Monday, October 1, 2012

Little Lolita

by Patti

Those who know me know I am a little on the liberal side. I tend to be free with expression and thought and am pretty accepting of other people's choices. I'm also a little...opinionated. I will argue with a rude cab driver, tell somebody to bleep off, and stand up for the underdog over and over. Mostly? I just want to be free to be me. After all - this is the girl who wore black garbage bags to school with a studded belt around my waist, and even now, any perception that I am being held back from wearing a black garbage bag to school if I wanna does not sit well with me.

I want my daughter to grow up with the same sense of independent thought and freedom of choice. I want her to be able to fend for herself, fight for what's right, and not be afraid to stand out. And, if she happens to fall in love with someone like her papi - a strong, also opinionated, somewhat conservative ball of fire, I want her to be able to able to love him back while still holding her own and staying true to who she is.

And it all begins with shoes.

I bought S a pair of wedge booties for the fall.  In my eyes, they were totally adorable, totally harmless, totally fashionable. See?


But in M's eyes? They looked like this:

And because he felt he was sending his daughter off to work the streets instead of into the halls of middle school, he refused to let her wear them. We actually had an argument about ANKLE BOOTS.
"She is too young to wear high heels!"
"They are NOT high heels - they are wedges. They look like HIKING boots, for crying out loud; how is that high heels?"
"She wore them with these pink pants that looked like stripper pants!"
"Stripper pants? My daughter does NOT own stripper pants - what are you talking about?"

(Apparently, Children's Place is now in the business of selling hooker wear? Did you know this? I did not know this.)

We discussed her gray ankle boots for nearly an hour. I tried to pinpoint what was causing my anxiety over his disdain for the harmless shoes, and I realized that I was kind of projecting my own fear of being stifled into the matter - and he was projecting his own fear of his daughter growing up. We were both projecting our neuroses onto S, and all the poor kid wanted to do was wear her I STILL SAY TOTALLY HARMLESS boots in peace.

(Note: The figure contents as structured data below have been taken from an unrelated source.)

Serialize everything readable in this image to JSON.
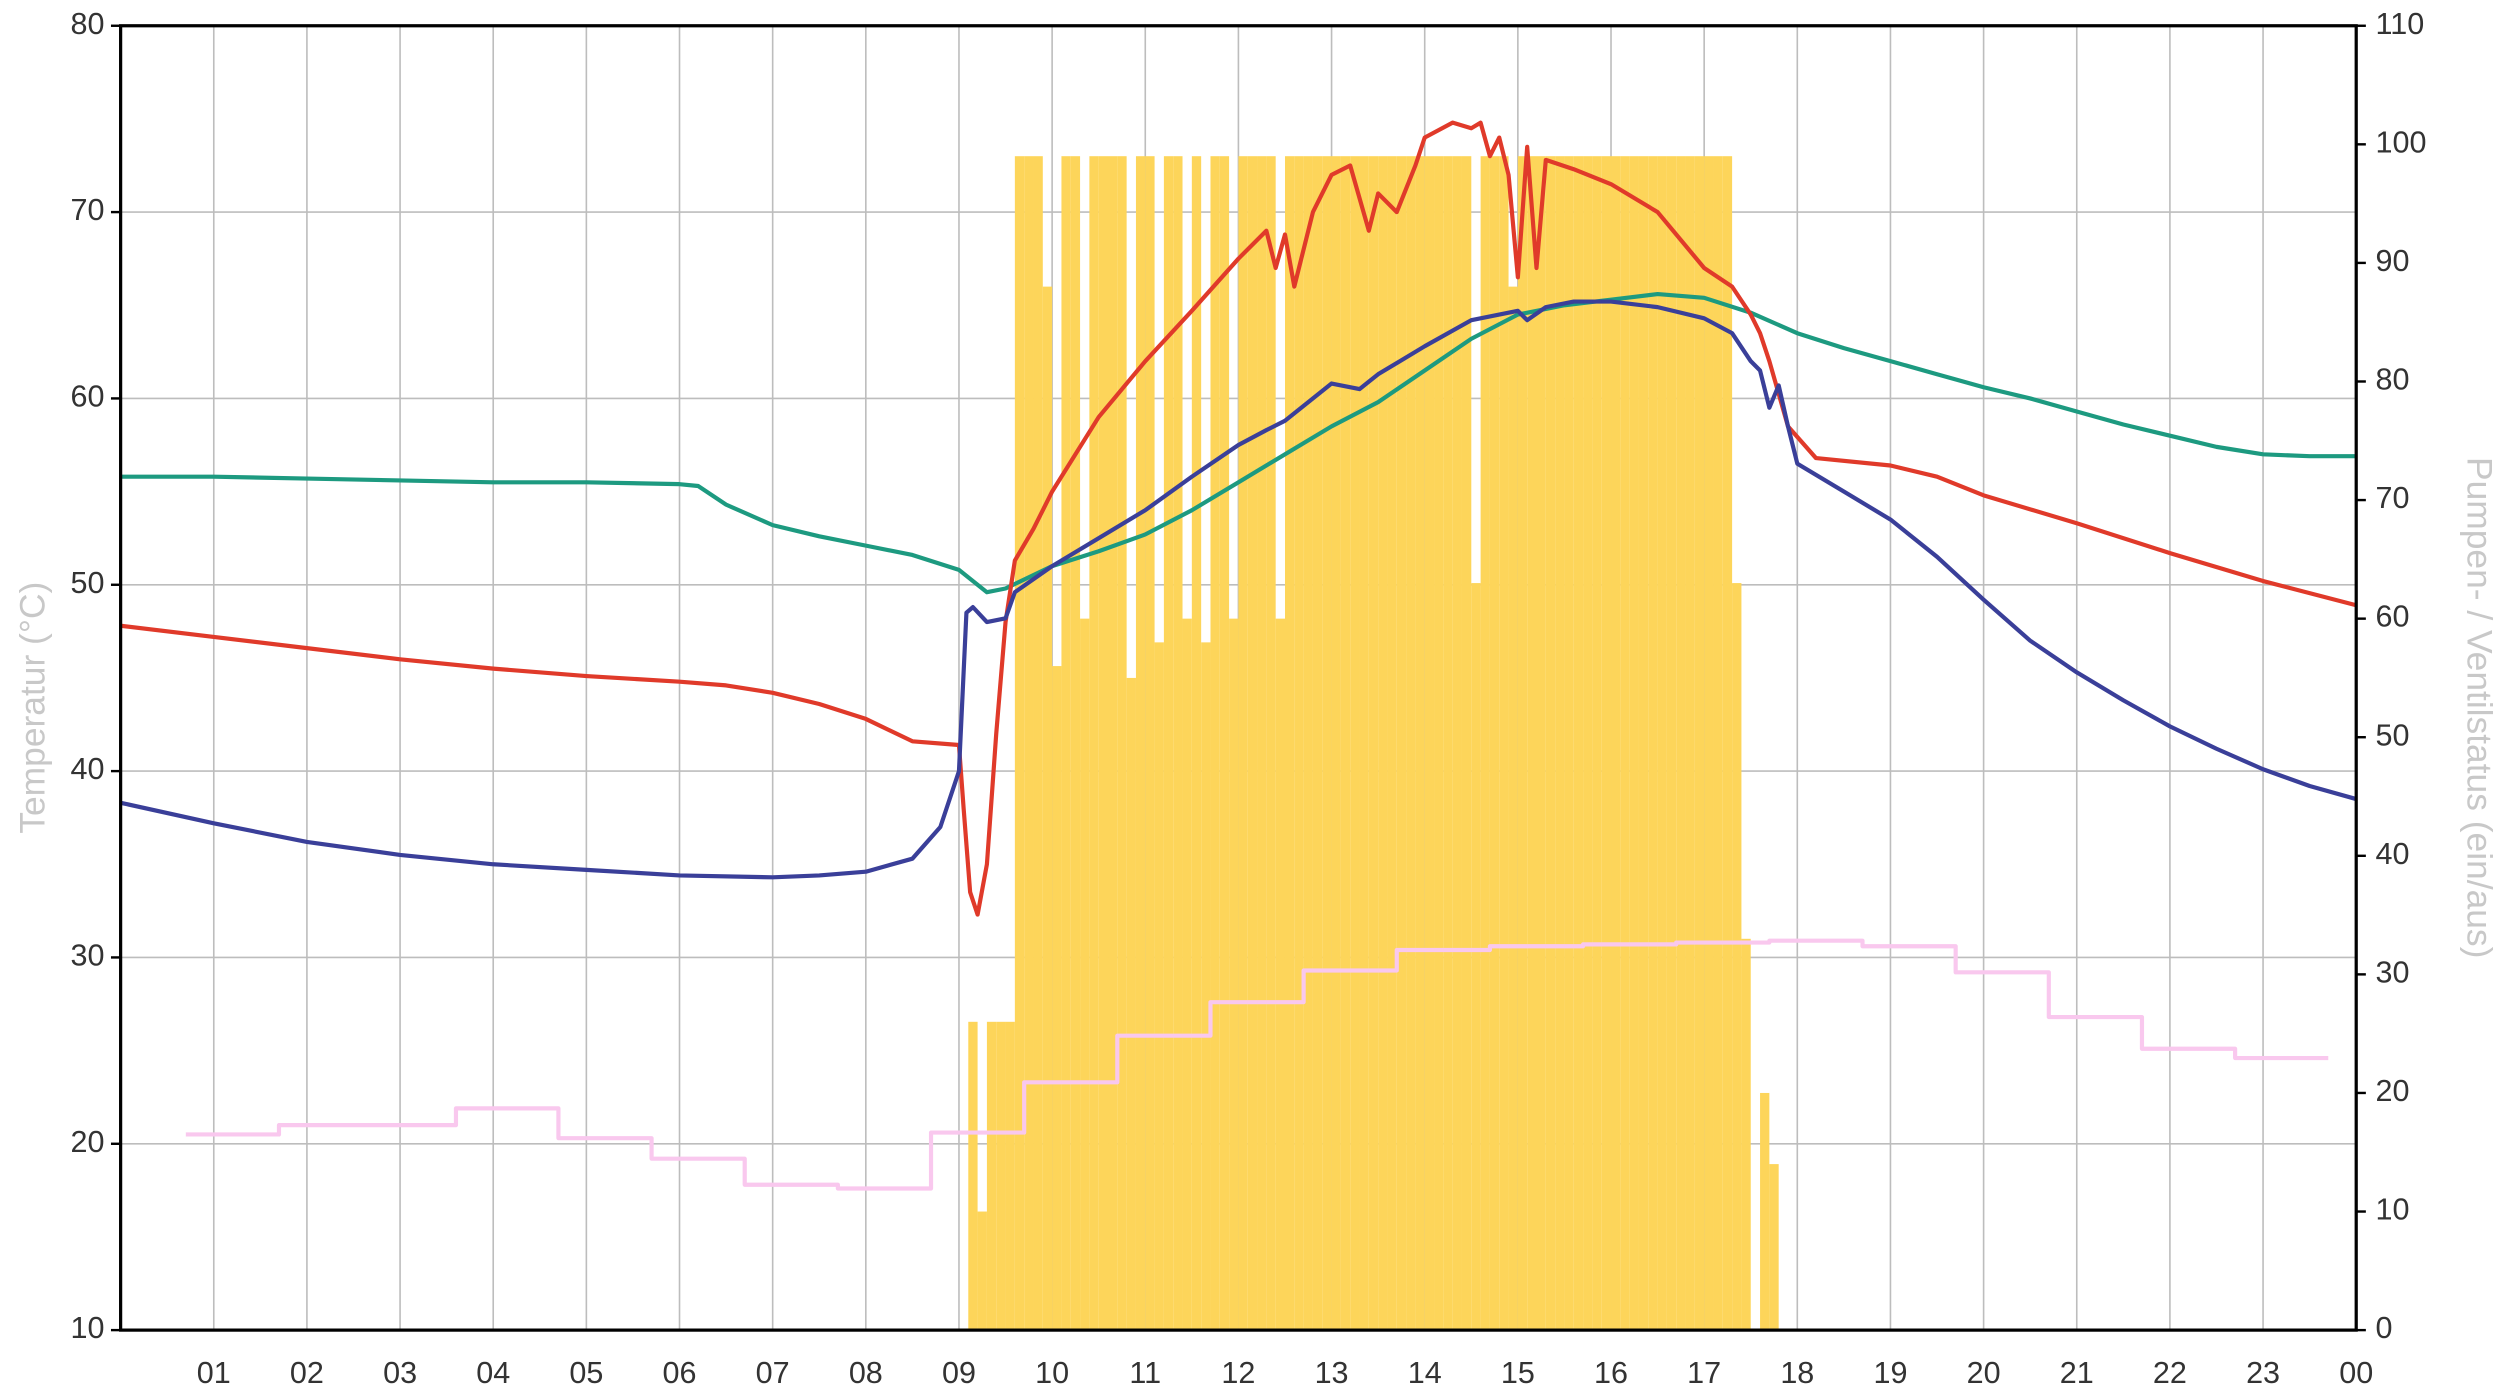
{
  "chart_data": {
    "type": "line",
    "ylabel": "Temperatur (°C)",
    "y2label": "Pumpen- / Ventilstatus (ein/aus)",
    "xlim": [
      0,
      24
    ],
    "xticks": [
      {
        "value": 1,
        "label": "01"
      },
      {
        "value": 2,
        "label": "02"
      },
      {
        "value": 3,
        "label": "03"
      },
      {
        "value": 4,
        "label": "04"
      },
      {
        "value": 5,
        "label": "05"
      },
      {
        "value": 6,
        "label": "06"
      },
      {
        "value": 7,
        "label": "07"
      },
      {
        "value": 8,
        "label": "08"
      },
      {
        "value": 9,
        "label": "09"
      },
      10,
      11,
      12,
      13,
      14,
      15,
      16,
      17,
      18,
      19,
      20,
      21,
      22,
      23,
      {
        "value": 24,
        "label": "00"
      }
    ],
    "ylim": [
      10,
      80
    ],
    "yticks": [
      10,
      20,
      30,
      40,
      50,
      60,
      70,
      80
    ],
    "y2lim": [
      0,
      110
    ],
    "y2ticks": [
      0,
      10,
      20,
      30,
      40,
      50,
      60,
      70,
      80,
      90,
      100,
      110
    ],
    "grid": true,
    "series": [
      {
        "type": "bar",
        "axis": "y2",
        "color": "#fdd55a",
        "width": 0.1,
        "x": [
          9.1,
          9.2,
          9.3,
          9.4,
          9.5,
          9.6,
          9.7,
          9.8,
          9.9,
          10.0,
          10.1,
          10.2,
          10.3,
          10.4,
          10.5,
          10.6,
          10.7,
          10.8,
          10.9,
          11.0,
          11.1,
          11.2,
          11.3,
          11.4,
          11.5,
          11.6,
          11.7,
          11.8,
          11.9,
          12.0,
          12.1,
          12.2,
          12.3,
          12.4,
          12.5,
          12.6,
          12.7,
          12.8,
          12.9,
          13.0,
          13.1,
          13.2,
          13.3,
          13.4,
          13.5,
          13.6,
          13.7,
          13.8,
          13.9,
          14.0,
          14.1,
          14.2,
          14.3,
          14.4,
          14.5,
          14.6,
          14.7,
          14.8,
          14.9,
          15.0,
          15.1,
          15.2,
          15.3,
          15.4,
          15.5,
          15.6,
          15.7,
          15.8,
          15.9,
          16.0,
          16.1,
          16.2,
          16.3,
          16.4,
          16.5,
          16.6,
          16.7,
          16.8,
          16.9,
          17.0,
          17.1,
          17.2,
          17.3,
          17.4,
          17.5,
          17.6,
          17.7
        ],
        "values": [
          26,
          10,
          26,
          26,
          26,
          99,
          99,
          99,
          88,
          56,
          99,
          99,
          60,
          99,
          99,
          99,
          99,
          55,
          99,
          99,
          58,
          99,
          99,
          60,
          99,
          58,
          99,
          99,
          60,
          99,
          99,
          99,
          99,
          60,
          99,
          99,
          99,
          99,
          99,
          99,
          99,
          99,
          99,
          99,
          99,
          99,
          99,
          99,
          99,
          99,
          99,
          99,
          99,
          99,
          63,
          99,
          99,
          99,
          88,
          99,
          99,
          99,
          99,
          99,
          99,
          99,
          99,
          99,
          99,
          99,
          99,
          99,
          99,
          99,
          99,
          99,
          99,
          99,
          99,
          99,
          99,
          99,
          63,
          33,
          0,
          20,
          14
        ]
      },
      {
        "type": "line",
        "color": "#1d9a80",
        "x": [
          0,
          1,
          2,
          3,
          4,
          5,
          6,
          6.2,
          6.5,
          7,
          7.5,
          8,
          8.5,
          9,
          9.3,
          9.5,
          10,
          10.5,
          11,
          11.5,
          12,
          12.5,
          13,
          13.5,
          14,
          14.5,
          15,
          15.5,
          16,
          16.5,
          17,
          17.5,
          18,
          18.5,
          19,
          19.5,
          20,
          20.5,
          21,
          21.5,
          22,
          22.5,
          23,
          23.5,
          24
        ],
        "values": [
          55.8,
          55.8,
          55.7,
          55.6,
          55.5,
          55.5,
          55.4,
          55.3,
          54.3,
          53.2,
          52.6,
          52.1,
          51.6,
          50.8,
          49.6,
          49.8,
          51.0,
          51.8,
          52.7,
          54.0,
          55.5,
          57.0,
          58.5,
          59.8,
          61.5,
          63.2,
          64.5,
          65.0,
          65.3,
          65.6,
          65.4,
          64.6,
          63.5,
          62.7,
          62.0,
          61.3,
          60.6,
          60.0,
          59.3,
          58.6,
          58.0,
          57.4,
          57.0,
          56.9,
          56.9
        ]
      },
      {
        "type": "line",
        "color": "#e03a2a",
        "x": [
          0,
          1,
          2,
          3,
          4,
          5,
          6,
          6.5,
          7,
          7.5,
          8,
          8.5,
          9,
          9.05,
          9.12,
          9.2,
          9.3,
          9.4,
          9.5,
          9.6,
          9.8,
          10,
          10.5,
          11,
          11.5,
          12,
          12.3,
          12.4,
          12.5,
          12.6,
          12.8,
          13,
          13.2,
          13.4,
          13.5,
          13.7,
          13.9,
          14,
          14.3,
          14.5,
          14.6,
          14.7,
          14.8,
          14.9,
          15,
          15.1,
          15.2,
          15.3,
          15.6,
          16,
          16.5,
          17,
          17.3,
          17.5,
          17.6,
          17.7,
          17.9,
          18.2,
          19,
          19.5,
          20,
          21,
          22,
          23,
          24
        ],
        "values": [
          47.8,
          47.2,
          46.6,
          46.0,
          45.5,
          45.1,
          44.8,
          44.6,
          44.2,
          43.6,
          42.8,
          41.6,
          41.4,
          38,
          33.5,
          32.3,
          35,
          42,
          48,
          51.3,
          53,
          55,
          59,
          62,
          64.7,
          67.5,
          69.0,
          67,
          68.8,
          66,
          70,
          72,
          72.5,
          69,
          71,
          70,
          72.5,
          74,
          74.8,
          74.5,
          74.8,
          73,
          74,
          72,
          66.5,
          73.5,
          67,
          72.8,
          72.3,
          71.5,
          70,
          67,
          66,
          64.5,
          63.5,
          62,
          58.5,
          56.8,
          56.4,
          55.8,
          54.8,
          53.3,
          51.7,
          50.2,
          48.9
        ]
      },
      {
        "type": "line",
        "color": "#3a3f99",
        "x": [
          0,
          1,
          2,
          3,
          4,
          5,
          6,
          7,
          7.5,
          8,
          8.5,
          8.8,
          9,
          9.08,
          9.15,
          9.3,
          9.5,
          9.6,
          10,
          10.5,
          11,
          11.5,
          12,
          12.3,
          12.5,
          13,
          13.3,
          13.5,
          14,
          14.5,
          15,
          15.1,
          15.3,
          15.6,
          16,
          16.5,
          17,
          17.3,
          17.5,
          17.6,
          17.7,
          17.8,
          17.9,
          18,
          18.5,
          19,
          19.5,
          20,
          20.5,
          21,
          21.5,
          22,
          22.5,
          23,
          23.5,
          24
        ],
        "values": [
          38.3,
          37.2,
          36.2,
          35.5,
          35.0,
          34.7,
          34.4,
          34.3,
          34.4,
          34.6,
          35.3,
          37,
          40,
          48.5,
          48.8,
          48.0,
          48.2,
          49.6,
          51,
          52.5,
          54,
          55.8,
          57.5,
          58.3,
          58.8,
          60.8,
          60.5,
          61.3,
          62.8,
          64.2,
          64.7,
          64.2,
          64.9,
          65.2,
          65.2,
          64.9,
          64.3,
          63.5,
          62.0,
          61.5,
          59.5,
          60.7,
          58.5,
          56.5,
          55,
          53.5,
          51.5,
          49.2,
          47,
          45.3,
          43.8,
          42.4,
          41.2,
          40.1,
          39.2,
          38.5
        ]
      },
      {
        "type": "step",
        "color": "#f9c8ee",
        "x": [
          0.7,
          1.7,
          3.6,
          4.7,
          5.7,
          6.7,
          7.7,
          8.7,
          9.7,
          10.7,
          11.7,
          12.7,
          13.7,
          14.7,
          15.7,
          16.7,
          17.7,
          18.7,
          19.7,
          20.7,
          21.7,
          22.7,
          23.7
        ],
        "values": [
          20.5,
          21.0,
          21.9,
          20.3,
          19.2,
          17.8,
          17.6,
          20.6,
          23.3,
          25.8,
          27.6,
          29.3,
          30.4,
          30.6,
          30.7,
          30.8,
          30.9,
          30.6,
          29.2,
          26.8,
          25.1,
          24.6,
          24.6
        ]
      }
    ]
  }
}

A couple of days after our conversation, I spotted the boots on the shoe rack by our door and picked them up, marveling at how even MORE conservative they appeared to me under the shadow of "slut wear!" that had so unfairly been cast upon them. M was watching TV and I held one of the shoes up to his face. "Really? REALLY? THIS is what you were freaking out about?"

In the end, she will wear her boots, but she will wear them with non-stripper pants to appease her father. And to satisfy me, she will wear them with a confident smile on her face that says, "I won this battle; I will one day win the war."